The protest was organised by the United Independents' Congress, whose leader, Joseph Patterson, was among four persons arrested and charged by the police during the demonstration.
Patterson, David Thompson, Kevaughn Harris, and Abigale Thompson were charged for breaching the Disaster Risk Management Act and the Public Order Act.
A fifth person was warned for prosecution.
Patterson's lawyer, Gavin Stewart, said he was bailed on Wednesday.
“The main person, the leader of the party, Mr Patterson, he was charged for breaches of the Disaster Risk Management Act [and] not wearing a mask and being in a group of more than 10. He was also charged for breaches of the Public Order Act, marching when not gotten permission to march, did march without permission or applying to march, and he was also arrested and charged for resisting arrest,” he told The Gleaner.
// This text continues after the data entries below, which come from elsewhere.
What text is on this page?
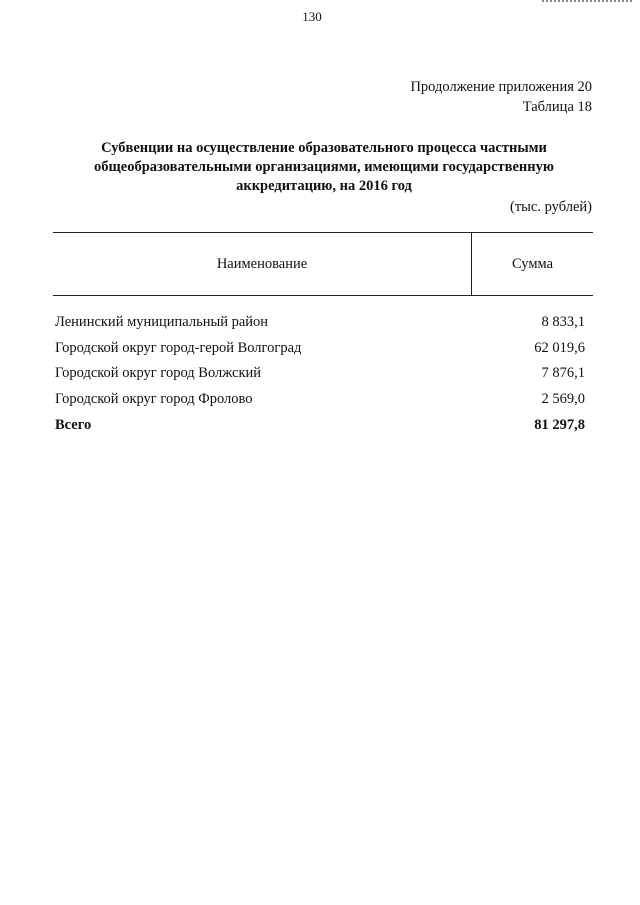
130
Продолжение приложения 20
Таблица 18
Субвенции на осуществление образовательного процесса частными
общеобразовательными организациями, имеющими государственную
аккредитацию, на 2016 год
(тыс. рублей)
Наименование	Сумма
Ленинский муниципальный район	8 833,1
Городской округ город-герой Волгоград	62 019,6
Городской округ город Волжский	7 876,1
Городской округ город Фролово	2 569,0
Всего	81 297,8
McGregor emphasised that persons have a responsibility to follow rules and regulations.
“There are guidelines and people will think that the police are being harsh but they did not get any permission to march, and there is a requirement if you're going to keep a public meeting and a march under the Public Order Act that you must apply to the police,” said McGregor.
“You can't gather so many people publicly and then to make utterances that you're going to march on Parliament to disrupt and we are to allow you to do that. There is no way any police force would allow citizens to behave like that. That's not freedom of speech and movement, that is an unlawful act. And they were trying to make it sound as if that is freedom of movement or freedom of speech,” he continued.